Не успел додумать, как сверху застучали — очевидно, подбирались к входу в землянку. Надо решать, что делать дальше, ведь наступает последняя минута, последнее перед бесконечностью мгновение, за которым либо жизнь, либо смерть.
Павел решил не откликаться, не выдавать себя, — может, все-таки… До боли в пальцах стиснул нож, а другой рукой держал ошейник.
— Э-эй, отворяй! — донеслось снаружи.
«Ждите — открою! — наливался тугой злостью Павел. — На тот свет, в рай, паны комиссары…»
— Отворяй!
И после минутной тишины:
— Может, там никого нет?
— Тогда ломай!
— Осторожно.
«А ну, давай! — Приготовился, встал за выступом стены Павел. — Кто первый, кроть твою ма!»
В дверцу ударили, однако чем-то тупым, нетяжелым, и она не сдвинулась с места. «Стучите, стучите, — злорадно шипел Павел. — Кто-то из вас до своего достучится».
Крышка скрипнула, Павел отпрянул в сторону и, не помня себя, кинулся на привидение, показавшееся в сером отверстии. Вогнал нож по самую рукоятку и только теперь понял, что это не человек, а собака. Еще успел почувствовать какое-то отвращение, и в тот же миг что-то тяжелое обрушилось на голову, в глазах сверкнуло, и Павел замертво упал рядом с неживым псом…
XXIX
Широкая песчаная площадь в центре Великой Глуши, казалось, стала еще шире, еще просторнее. Второй раз за всю многолетнюю историю села собралось здесь столько людей. Впервые, кажется, в тридцать девятом, в сентябре, и вот ныне. Правда, по сравнению с тем, сентябрьским днем, людей сегодня меньше, потому что мало их осталось в селе, унесла страшная коричневая чума, однако и нынче немало здесь и платков, и картузов, и просто непокрытых голов. Пришли стар и млад, а вдобавок еще и из окрестных сел, потому что нет на Украине, как и по всей, наверное, земле, села так себе, отдельно существующего, — теснейшими узами оно связано с другими. Испокон веку села дружат, в счастье и несчастье находят общность, засылают сватов и потом вместе играют свадьбы, справляют рождение детей и отмечают похороны, корни переплетаются так, что трудно бывает определить, где чей…
Степан Жилюк приехал в Великую Глушу рано утром, задолго до открытия памятника, и, пока было время, вместе с Гуралем направился в поля. Из повседневных райисполкомовских сводок знал о подготовке к жатве каждого хозяйства, но и не упускал случая посмотреть своими глазами.

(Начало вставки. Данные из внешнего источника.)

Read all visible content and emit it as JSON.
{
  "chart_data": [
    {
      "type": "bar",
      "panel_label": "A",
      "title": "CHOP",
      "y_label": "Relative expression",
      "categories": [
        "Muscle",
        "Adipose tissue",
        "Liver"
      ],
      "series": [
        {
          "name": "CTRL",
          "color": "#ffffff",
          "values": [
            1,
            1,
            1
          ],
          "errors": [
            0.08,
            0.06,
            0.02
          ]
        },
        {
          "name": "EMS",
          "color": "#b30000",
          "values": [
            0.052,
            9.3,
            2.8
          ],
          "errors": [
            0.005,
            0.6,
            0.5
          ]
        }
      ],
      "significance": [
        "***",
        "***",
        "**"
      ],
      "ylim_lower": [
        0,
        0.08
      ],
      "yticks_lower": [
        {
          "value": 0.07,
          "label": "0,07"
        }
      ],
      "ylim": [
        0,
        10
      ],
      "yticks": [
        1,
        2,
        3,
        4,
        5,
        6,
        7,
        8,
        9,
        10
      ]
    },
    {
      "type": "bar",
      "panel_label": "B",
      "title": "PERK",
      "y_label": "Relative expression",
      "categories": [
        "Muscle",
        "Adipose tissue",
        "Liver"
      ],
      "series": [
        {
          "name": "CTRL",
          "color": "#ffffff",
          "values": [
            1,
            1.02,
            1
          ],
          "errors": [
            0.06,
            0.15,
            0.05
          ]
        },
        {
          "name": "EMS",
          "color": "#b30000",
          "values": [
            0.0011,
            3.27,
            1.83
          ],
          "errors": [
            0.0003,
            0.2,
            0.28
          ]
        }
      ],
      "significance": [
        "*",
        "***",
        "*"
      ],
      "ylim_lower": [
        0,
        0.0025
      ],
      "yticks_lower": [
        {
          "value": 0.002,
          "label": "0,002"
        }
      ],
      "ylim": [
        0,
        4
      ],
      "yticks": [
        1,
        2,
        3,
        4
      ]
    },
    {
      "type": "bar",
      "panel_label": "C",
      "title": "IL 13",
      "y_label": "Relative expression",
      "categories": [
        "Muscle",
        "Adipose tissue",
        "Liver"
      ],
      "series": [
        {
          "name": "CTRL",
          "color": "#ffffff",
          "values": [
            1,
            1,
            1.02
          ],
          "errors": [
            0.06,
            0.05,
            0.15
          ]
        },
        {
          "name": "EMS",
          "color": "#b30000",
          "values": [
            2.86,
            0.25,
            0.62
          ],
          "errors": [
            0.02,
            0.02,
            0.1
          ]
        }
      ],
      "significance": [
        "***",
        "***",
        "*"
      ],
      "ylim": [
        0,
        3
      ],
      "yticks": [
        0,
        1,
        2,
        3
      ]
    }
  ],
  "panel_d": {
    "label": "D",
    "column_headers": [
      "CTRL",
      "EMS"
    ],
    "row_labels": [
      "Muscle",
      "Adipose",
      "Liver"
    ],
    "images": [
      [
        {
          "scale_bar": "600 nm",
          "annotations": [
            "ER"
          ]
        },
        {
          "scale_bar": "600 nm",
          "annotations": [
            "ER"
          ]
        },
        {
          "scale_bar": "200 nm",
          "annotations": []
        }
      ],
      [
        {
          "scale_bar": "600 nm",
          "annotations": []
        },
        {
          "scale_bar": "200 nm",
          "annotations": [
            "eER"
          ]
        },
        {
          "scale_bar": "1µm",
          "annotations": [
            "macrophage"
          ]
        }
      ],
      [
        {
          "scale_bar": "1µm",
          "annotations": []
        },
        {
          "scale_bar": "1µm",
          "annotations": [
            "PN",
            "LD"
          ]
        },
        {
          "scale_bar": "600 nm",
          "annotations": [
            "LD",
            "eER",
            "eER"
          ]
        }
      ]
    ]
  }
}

Тем более это нужно было ему теперь. Теперь, после еще одной смерти в их, жилюковском, роду. Когда ему доложили, что в бандите, которого взяли мертвым в лесной землянке в Поташне, опознали Павла, он ничего на это не сказал, только попросил оставить его одного и потом долго мерил тяжелыми усталыми шагами свой небольшой кабинет, время от времени жадно глотая согретую за день в графине воду. Единственный, кому позвонил, с кем имел разговор, — Кучий. Набрал его телефон и без деликатных отступлений, подходов подтвердил, что заявление, которое подал еще весной, остается в силе. «Не торопись поперед батьки, — сказал Кучий. — Приезжай лучше, да поужинаем». Однако Степан вроде бы не слышал этого приглашения, вышел из райисполкома и долго, до ломоты в суставах, бродил по глухим улицам Копаня, думал-передумывал свою трудную и безрадостную думу. Истоки ее были где-то в полувековой дали, в их, жилюковской, старой хате, в том, обсаженном дуплистыми вербами подворье, откуда пролегла его дорога в свет, касались нынешнего и прошлого и непременно наталкивались на Павла.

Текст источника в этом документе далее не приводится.